Giant negative magnetoresistance induced by the chiral anomaly in individual Cd$_{\mathrm{3}}$As$_{\mathrm{2}}$ nanowires.

Dirac electronic materials beyond graphene and topological insulators have recently attracted considerable attention. Cd$_{\mathrm{3}}$As$_{\mathrm{2}}$ is a Dirac semimetal with linear dispersion along all three momentum directions and can be viewed as a three-dimensional analogue of graphene. By breaking of either time-reversal symmetry or spatial inversion symmetry, the Dirac semimetal is believed to transform into a Weyl semimetal with an exotic chiral anomaly effect, however the experimental evidence of the chiral anomaly is still missing in Cd$_{\mathrm{3}}$As$_{\mathrm{2}}$. Here we show a large negative magnetoresistance with magnitude of 63{\%} at 60 K and 11{\%} at 300 K in individual Cd$_{\mathrm{3}}$As$_{\mathrm{2}}$ nanowires.
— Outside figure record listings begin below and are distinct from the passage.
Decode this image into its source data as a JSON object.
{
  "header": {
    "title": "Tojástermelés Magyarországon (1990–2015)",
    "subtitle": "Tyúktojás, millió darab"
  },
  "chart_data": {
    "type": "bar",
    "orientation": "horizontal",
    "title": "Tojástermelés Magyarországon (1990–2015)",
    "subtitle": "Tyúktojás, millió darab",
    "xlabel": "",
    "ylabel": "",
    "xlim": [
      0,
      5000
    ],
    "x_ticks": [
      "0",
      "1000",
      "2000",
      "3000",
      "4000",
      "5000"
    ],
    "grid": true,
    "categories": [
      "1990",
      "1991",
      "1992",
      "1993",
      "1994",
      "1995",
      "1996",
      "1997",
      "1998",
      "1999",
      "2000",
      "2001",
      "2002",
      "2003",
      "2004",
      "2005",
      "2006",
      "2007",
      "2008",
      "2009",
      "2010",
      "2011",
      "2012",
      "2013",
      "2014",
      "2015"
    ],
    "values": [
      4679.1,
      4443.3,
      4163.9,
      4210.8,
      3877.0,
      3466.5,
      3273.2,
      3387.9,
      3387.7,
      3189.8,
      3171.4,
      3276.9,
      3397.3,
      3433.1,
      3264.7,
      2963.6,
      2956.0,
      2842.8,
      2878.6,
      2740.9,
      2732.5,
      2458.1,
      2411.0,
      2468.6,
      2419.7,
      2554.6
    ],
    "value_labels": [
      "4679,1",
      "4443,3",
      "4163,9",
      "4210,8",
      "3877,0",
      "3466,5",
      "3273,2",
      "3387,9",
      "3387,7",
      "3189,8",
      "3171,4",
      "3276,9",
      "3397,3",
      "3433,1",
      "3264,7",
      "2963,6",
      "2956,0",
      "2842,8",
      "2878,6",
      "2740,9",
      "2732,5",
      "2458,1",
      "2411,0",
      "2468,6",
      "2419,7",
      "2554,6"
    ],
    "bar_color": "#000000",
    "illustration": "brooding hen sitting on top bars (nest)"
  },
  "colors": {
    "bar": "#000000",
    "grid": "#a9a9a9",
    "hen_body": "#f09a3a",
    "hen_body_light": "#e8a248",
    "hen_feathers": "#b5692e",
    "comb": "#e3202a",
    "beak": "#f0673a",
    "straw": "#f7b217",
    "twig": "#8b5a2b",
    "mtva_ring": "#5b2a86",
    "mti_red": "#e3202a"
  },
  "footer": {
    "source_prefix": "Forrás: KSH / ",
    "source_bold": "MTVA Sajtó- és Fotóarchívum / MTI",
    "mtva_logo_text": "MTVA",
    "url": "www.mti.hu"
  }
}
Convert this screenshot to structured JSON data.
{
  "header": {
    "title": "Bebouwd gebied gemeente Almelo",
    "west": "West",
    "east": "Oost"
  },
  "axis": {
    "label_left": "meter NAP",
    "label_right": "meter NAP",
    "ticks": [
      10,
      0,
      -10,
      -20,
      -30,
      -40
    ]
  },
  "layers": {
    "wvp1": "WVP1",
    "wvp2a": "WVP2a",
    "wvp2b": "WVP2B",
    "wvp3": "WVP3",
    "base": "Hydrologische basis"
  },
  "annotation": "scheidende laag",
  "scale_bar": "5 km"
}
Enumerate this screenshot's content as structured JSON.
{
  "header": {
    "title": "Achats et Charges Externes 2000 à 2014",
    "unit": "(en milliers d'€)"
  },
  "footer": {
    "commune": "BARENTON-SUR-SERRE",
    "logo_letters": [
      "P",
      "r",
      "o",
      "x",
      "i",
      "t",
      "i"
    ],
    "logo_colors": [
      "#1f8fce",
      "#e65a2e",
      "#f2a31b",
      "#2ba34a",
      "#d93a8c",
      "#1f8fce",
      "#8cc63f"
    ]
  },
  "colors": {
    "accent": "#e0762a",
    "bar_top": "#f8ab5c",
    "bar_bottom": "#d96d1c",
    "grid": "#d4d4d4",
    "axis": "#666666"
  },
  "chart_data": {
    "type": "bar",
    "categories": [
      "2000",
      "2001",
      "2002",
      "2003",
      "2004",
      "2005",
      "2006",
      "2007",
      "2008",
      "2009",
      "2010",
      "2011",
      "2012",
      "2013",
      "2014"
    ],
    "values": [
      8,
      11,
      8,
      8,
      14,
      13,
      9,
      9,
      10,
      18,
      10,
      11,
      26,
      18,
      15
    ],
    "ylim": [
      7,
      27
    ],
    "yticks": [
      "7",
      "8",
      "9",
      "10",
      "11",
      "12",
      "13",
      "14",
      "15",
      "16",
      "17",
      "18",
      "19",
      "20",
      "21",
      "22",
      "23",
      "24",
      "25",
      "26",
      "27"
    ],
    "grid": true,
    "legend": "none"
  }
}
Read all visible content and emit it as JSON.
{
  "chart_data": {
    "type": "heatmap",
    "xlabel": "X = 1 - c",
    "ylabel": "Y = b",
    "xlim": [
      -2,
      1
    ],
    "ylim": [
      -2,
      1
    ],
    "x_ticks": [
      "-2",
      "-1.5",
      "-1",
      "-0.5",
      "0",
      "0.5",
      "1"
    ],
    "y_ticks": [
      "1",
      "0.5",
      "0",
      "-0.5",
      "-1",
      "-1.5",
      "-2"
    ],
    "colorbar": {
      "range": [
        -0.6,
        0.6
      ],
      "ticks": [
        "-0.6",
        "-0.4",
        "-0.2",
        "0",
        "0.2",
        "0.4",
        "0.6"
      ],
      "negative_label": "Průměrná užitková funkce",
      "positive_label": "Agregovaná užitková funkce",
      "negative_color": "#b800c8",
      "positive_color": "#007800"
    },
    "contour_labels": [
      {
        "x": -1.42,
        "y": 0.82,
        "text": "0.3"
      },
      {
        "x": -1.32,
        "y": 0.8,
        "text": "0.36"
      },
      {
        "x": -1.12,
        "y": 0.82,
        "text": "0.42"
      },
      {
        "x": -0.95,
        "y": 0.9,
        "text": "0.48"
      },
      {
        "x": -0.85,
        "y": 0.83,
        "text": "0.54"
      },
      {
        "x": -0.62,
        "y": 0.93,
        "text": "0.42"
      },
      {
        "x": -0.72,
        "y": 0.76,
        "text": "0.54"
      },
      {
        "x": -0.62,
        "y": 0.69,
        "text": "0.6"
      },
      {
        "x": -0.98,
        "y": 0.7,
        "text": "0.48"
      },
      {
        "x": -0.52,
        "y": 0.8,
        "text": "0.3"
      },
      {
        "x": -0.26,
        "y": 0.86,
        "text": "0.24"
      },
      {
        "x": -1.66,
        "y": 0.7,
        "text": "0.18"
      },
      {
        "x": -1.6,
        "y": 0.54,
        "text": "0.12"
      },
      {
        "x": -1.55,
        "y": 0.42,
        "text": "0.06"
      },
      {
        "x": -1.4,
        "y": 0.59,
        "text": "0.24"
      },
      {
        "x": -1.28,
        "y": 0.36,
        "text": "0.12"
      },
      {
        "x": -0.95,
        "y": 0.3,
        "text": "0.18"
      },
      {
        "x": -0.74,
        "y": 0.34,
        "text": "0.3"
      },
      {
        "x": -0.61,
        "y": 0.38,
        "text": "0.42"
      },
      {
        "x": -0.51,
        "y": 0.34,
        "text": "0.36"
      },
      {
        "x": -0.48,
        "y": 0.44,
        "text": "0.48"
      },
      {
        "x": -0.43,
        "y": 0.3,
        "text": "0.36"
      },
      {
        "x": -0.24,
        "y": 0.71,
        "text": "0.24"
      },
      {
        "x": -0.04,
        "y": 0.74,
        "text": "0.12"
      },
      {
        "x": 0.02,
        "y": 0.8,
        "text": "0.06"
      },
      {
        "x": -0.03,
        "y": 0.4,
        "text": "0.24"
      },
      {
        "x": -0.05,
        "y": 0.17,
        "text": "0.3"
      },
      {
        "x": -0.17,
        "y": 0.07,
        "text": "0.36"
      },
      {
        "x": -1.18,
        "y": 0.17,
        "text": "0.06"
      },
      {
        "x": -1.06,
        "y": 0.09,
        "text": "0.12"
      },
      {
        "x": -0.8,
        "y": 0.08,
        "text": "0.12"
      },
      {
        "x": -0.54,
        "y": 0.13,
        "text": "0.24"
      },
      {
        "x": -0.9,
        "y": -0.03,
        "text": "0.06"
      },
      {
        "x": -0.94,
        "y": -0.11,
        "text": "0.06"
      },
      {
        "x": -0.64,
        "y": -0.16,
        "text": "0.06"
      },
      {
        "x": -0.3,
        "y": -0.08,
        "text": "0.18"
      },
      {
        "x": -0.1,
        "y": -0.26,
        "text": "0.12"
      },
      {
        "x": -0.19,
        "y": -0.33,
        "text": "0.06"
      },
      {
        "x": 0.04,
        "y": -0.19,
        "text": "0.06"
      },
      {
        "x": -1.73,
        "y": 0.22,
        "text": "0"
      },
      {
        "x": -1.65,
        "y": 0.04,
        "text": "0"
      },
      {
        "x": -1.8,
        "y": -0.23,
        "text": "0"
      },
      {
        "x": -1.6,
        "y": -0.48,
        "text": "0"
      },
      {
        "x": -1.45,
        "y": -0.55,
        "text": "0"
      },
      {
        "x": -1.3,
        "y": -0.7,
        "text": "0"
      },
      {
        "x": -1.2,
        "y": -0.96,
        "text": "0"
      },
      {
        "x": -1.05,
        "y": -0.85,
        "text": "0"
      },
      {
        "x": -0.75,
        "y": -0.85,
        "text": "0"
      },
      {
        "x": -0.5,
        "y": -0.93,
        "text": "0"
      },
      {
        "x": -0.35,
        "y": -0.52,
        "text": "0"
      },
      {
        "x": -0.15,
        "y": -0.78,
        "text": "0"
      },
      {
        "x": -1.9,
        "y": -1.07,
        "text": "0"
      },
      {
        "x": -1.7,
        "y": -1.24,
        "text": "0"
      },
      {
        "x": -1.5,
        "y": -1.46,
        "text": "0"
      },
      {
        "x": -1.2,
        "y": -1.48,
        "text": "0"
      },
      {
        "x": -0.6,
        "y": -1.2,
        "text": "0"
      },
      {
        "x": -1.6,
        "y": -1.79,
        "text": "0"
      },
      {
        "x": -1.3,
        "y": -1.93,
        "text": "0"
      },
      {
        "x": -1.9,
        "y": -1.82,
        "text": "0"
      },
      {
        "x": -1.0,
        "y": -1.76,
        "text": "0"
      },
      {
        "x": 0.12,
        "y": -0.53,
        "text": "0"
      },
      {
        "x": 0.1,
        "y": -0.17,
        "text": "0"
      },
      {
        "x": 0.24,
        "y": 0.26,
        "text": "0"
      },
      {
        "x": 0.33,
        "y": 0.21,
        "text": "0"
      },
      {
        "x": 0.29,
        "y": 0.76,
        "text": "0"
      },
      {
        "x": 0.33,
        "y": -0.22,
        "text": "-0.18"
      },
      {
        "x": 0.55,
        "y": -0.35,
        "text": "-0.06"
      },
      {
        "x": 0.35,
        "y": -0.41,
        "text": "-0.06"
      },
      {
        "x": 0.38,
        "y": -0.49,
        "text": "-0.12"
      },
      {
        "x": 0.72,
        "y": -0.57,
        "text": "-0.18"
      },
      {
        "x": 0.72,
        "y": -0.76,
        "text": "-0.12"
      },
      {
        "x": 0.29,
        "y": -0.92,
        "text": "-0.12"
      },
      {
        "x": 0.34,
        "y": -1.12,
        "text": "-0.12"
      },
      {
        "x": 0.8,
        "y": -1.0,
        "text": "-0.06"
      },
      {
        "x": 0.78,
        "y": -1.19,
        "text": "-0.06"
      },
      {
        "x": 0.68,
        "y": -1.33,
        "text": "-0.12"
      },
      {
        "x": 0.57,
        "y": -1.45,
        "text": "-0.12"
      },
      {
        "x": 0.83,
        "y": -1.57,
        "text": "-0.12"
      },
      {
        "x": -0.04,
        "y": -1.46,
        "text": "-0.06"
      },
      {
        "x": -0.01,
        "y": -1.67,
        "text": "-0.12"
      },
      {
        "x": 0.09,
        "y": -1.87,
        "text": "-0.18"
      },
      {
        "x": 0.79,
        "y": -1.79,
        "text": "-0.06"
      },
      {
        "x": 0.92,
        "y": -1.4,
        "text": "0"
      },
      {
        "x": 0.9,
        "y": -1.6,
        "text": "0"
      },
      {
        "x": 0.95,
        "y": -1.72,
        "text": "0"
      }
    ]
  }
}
The negative magnetoresistance can be modulated by gate voltage and temperature through tuning the density of chiral states at the Fermi level and the inter-valley scatterings between Weyl nodes. The results give evidence of the chiral anomaly effect and are valuable for understanding the Weyl fermions in Dirac semimetals.